После всего, что ты сделал, ты просишься обратно? Уходи и не позорься, - выгнала бывшего мужа Света

— Ты издеваешься? — голос Светы был опасно тихим, звенящим, как натянутая струна. — После всего, что ты сделал, ты просишься обратно?

Игорь стоял на пороге, переминаясь с ноги на ногу. Дорогое пальто сидело на нем мешковато, лицо осунулось, под глазами залегли тени. Он уже не был тем лощеным, уверенным в себе мужчиной, который восемь лет назад собирал вещи, бросая ей короткое: «Прости, так бывает. Я полюбил другую».

— Светик, давай поговорим, — он попытался сделать шаг в квартиру, но она выставила руку, упираясь ладонью ему в грудь.

— Нам не о чем говорить. Уходи и не позорься.
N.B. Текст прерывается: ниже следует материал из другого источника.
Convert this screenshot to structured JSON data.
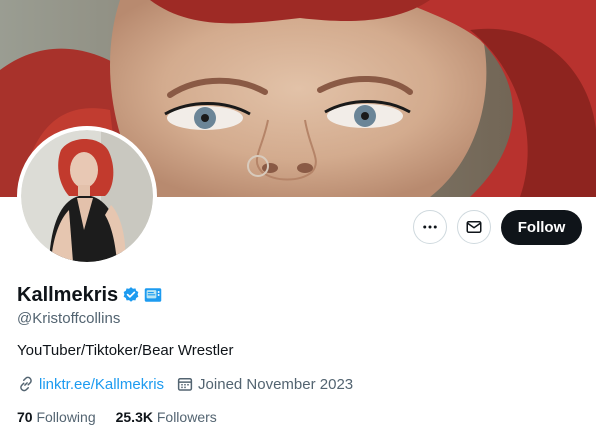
{
  "profile": {
    "display_name": "Kallmekris",
    "handle": "@Kristoffcollins",
    "bio": "YouTuber/Tiktoker/Bear Wrestler",
    "verified_badge_icon": "verified-check-icon",
    "affiliate_badge_icon": "tv-emoji-icon",
    "link": "linktr.ee/Kallmekris",
    "joined": "Joined November 2023"
  },
  "stats": {
    "following_count": "70",
    "following_label": "Following",
    "followers_count": "25.3K",
    "followers_label": "Followers"
  },
  "actions": {
    "more_icon": "more-horizontal-icon",
    "message_icon": "envelope-icon",
    "follow_label": "Follow"
  },
  "colors": {
    "accent": "#1d9bf0",
    "follow_bg": "#0f1419",
    "secondary_text": "#536471",
    "hair": "#b8322e"
  }
}
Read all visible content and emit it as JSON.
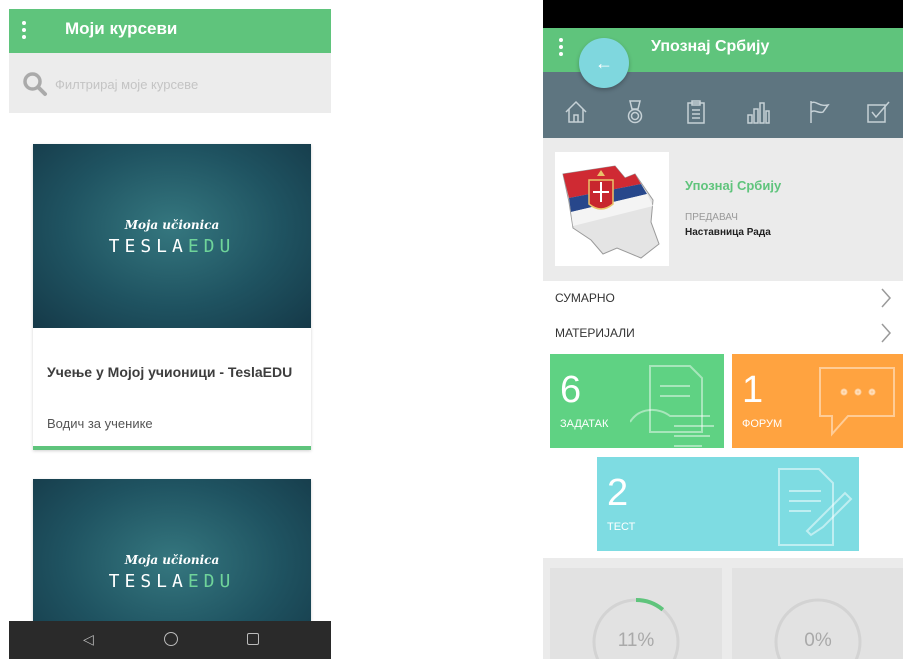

Она захлопнула дверь прямо перед его носом, щелкнула замком, потом еще одним. Прислонилась спиной к холодному дереву и медленно сползла на пол. Сердце колотилось где-то в горле, в ушах шумело. Он пришел. Нашел. Решил вернуться. Словно можно было просто отмотать восемь лет боли, унижения и отчаянной борьбы за выживание, словно не было бессонных ночей у кроватки больного Пашки, когда она не знала, где взять деньги на лекарства, потому что все уходило на съемную комнатушку.

Из комнаты вышел Пашка. В свои четырнадцать он был почти с нее ростом, худой, угловатый, с вечно взъерошенными русыми волосами. Он смотрел на нее с тревогой.

— Мам, это он был? Папа?

Света подняла голову. В глазах сына она увидела не только беспокойство, но и что-то еще. Надежду. И это было страшнее всего.

— Да, — глухо ответила она. — Он.

— А ты чего его не впустила?

Она встала, отряхивая домашние брюки. Нужно было взять себя в руки, не показывать сыну свою слабость, свою панику.

— Потому что это наш дом, Паша. А он здесь чужой.

— Но он же мой папа! — в голосе сына прорезались обиженные нотки. — Я видел его сегодня после школы. Он ждал меня. Сказал, что хочет все наладить. Сказал, что очень скучал.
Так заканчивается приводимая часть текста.